Highlight: The cast, under Lila Neugebauer's pitch-perfect direction, is superb. Paul Sparks brings a finely-calibrated mix of peevishness and unpredictability to the role of Jerry. And Katie Finneran, most familiar to me as a master comedienne, shows that she is equally deft at the drama stuff with her poignant portrayal of Ann. But the MVP is Robert Sean Leonard, whose role is the least flashy but the most essential and, in Leonard's fearless performance, the most devastating.
Lowlight: I don't know what costume designer Kaye Voyce was thinking with the distracting and inappropriate outfit she designed for Finneran's Ann. It's hard to imagine that an Upper East Side housewife spends her time cooking in a slinky white jumpsuit.

HANGMENBritish playwright Martin McDonagh is famous for his gallows humor but he gets literal with it in this entertaining black comedy about a famous executioner adjusting to the end of capital punishment in Britain. I'm something of a McDonagh agnostic but even I got a big kick out of this smart production which originated at London's Royal Court Theatre and has landed at the Atlantic Theater Company with several key cast members in tow and its tongue wiggling waggishly in its cheek.

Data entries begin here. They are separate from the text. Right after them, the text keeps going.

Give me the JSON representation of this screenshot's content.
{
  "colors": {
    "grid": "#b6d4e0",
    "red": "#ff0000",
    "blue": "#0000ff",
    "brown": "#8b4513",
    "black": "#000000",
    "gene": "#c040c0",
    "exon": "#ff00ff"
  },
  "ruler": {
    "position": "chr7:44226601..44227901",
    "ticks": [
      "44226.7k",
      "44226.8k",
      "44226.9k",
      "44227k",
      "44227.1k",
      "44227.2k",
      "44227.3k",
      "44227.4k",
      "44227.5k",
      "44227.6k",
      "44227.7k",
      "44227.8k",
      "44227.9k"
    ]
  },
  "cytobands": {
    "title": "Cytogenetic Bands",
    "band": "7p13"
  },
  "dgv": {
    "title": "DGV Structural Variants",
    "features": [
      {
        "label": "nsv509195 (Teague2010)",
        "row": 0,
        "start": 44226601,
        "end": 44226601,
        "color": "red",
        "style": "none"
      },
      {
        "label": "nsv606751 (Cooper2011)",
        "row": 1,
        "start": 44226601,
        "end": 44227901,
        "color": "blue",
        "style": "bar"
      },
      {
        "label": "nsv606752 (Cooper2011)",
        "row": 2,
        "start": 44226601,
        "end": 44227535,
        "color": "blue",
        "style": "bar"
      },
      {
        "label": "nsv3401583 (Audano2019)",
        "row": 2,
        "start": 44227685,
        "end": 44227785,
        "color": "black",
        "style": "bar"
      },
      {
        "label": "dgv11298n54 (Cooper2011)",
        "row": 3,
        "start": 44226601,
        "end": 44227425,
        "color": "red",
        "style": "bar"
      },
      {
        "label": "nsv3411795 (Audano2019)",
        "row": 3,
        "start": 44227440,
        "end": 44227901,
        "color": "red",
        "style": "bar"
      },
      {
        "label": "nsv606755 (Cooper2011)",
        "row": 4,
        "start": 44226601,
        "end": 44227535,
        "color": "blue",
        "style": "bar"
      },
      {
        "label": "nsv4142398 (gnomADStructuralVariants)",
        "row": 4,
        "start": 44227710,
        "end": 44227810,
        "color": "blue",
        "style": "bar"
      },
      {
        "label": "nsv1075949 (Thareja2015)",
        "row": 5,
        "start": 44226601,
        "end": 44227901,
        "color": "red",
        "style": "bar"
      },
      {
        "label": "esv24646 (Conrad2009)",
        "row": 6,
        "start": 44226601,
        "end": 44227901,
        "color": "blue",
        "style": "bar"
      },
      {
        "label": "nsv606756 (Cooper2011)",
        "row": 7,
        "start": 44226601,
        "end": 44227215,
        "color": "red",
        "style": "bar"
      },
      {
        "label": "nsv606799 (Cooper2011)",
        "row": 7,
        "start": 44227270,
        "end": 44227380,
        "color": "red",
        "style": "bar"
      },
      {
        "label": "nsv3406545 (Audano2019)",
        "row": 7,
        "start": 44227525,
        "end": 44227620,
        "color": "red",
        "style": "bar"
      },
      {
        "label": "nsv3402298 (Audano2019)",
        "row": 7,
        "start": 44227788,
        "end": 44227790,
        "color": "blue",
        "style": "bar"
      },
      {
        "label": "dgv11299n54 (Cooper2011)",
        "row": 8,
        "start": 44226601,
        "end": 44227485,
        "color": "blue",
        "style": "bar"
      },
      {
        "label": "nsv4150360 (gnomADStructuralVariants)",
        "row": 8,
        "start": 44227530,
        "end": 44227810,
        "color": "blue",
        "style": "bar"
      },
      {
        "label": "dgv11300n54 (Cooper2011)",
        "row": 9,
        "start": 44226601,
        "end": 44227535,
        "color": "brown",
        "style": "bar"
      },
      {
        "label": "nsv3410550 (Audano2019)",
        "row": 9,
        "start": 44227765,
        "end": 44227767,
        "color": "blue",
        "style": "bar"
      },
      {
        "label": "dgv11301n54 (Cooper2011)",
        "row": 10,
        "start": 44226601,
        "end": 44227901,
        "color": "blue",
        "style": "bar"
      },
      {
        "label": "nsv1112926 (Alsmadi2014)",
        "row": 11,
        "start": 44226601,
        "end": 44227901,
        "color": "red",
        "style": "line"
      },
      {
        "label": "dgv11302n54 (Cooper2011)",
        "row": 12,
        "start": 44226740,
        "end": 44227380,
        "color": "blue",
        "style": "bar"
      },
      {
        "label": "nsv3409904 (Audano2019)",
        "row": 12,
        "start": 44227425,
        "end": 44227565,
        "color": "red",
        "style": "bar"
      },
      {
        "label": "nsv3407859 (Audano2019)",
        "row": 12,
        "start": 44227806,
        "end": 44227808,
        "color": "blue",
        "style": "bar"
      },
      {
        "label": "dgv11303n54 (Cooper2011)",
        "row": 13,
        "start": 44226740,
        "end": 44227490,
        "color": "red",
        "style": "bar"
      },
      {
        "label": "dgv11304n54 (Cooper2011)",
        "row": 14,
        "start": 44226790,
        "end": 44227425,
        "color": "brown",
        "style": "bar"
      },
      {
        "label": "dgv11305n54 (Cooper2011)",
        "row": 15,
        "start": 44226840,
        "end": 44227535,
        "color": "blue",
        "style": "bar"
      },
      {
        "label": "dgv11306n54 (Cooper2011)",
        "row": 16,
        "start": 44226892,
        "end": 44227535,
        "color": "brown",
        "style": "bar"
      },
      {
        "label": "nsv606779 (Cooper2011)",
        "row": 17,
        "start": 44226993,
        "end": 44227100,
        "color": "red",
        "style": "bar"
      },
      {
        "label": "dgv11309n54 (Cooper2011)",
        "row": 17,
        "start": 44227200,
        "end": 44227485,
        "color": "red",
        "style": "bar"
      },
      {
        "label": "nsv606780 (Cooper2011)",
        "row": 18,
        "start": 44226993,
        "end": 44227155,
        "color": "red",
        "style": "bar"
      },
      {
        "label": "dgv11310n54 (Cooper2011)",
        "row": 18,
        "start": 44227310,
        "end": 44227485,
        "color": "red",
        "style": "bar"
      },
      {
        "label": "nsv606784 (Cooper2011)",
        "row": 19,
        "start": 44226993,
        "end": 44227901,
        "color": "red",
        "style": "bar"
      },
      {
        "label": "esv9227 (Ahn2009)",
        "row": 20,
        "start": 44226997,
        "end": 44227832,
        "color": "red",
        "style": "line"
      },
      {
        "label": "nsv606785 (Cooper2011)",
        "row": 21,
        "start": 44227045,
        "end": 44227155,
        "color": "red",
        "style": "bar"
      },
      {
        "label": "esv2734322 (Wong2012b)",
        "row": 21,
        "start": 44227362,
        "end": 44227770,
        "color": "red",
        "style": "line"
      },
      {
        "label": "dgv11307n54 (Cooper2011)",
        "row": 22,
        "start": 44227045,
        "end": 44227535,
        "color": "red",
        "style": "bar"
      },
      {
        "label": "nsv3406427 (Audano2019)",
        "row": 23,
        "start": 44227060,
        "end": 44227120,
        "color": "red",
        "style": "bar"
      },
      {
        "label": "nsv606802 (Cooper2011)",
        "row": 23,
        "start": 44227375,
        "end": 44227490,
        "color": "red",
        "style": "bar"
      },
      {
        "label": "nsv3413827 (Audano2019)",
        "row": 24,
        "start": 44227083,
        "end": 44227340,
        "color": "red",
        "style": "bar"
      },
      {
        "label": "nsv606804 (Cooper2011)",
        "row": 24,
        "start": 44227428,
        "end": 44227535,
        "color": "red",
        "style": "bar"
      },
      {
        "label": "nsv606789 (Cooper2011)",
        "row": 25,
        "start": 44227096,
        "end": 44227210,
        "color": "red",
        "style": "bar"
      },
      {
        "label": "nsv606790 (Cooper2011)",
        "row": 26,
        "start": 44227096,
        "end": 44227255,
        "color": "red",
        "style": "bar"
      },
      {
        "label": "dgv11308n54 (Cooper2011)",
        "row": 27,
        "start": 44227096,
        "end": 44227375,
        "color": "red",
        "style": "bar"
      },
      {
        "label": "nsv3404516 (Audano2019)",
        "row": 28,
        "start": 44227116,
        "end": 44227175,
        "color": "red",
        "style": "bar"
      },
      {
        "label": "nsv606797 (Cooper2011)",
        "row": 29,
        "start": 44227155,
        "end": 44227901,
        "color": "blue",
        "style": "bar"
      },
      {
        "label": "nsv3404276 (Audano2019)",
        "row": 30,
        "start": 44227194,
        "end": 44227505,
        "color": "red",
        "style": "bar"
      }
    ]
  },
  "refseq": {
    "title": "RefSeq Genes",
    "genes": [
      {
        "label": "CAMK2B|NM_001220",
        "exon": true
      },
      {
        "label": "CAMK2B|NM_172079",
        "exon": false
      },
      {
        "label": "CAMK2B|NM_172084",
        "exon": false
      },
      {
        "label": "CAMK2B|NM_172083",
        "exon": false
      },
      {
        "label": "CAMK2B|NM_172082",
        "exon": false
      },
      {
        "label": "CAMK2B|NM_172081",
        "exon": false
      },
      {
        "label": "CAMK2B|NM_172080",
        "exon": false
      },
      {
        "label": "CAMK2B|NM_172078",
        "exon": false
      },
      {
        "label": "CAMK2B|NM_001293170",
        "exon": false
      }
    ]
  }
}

Highlight: Director Matthew Dunster treats the play like an old-school farce and it's a luxury to watch 12 actors hitting every beat just right and without any of them burdened with the indignity of having to double. But the biggest kudos have to go to the sets and costumes by Anna Fleischle that are so witty they deserve a curtain call of their own.
Lowlight: The intentionally lower-class British accents, even from the American cast members, can be difficult to understand, which caused some grumbling, particularly from those already hard of hearing, at the performance I attended.
Both shows are playing only through March 25 (although there have been rumors that Hangmen might move to Broadway) and are largely sold out but if you love theater, you should do what you can to see them.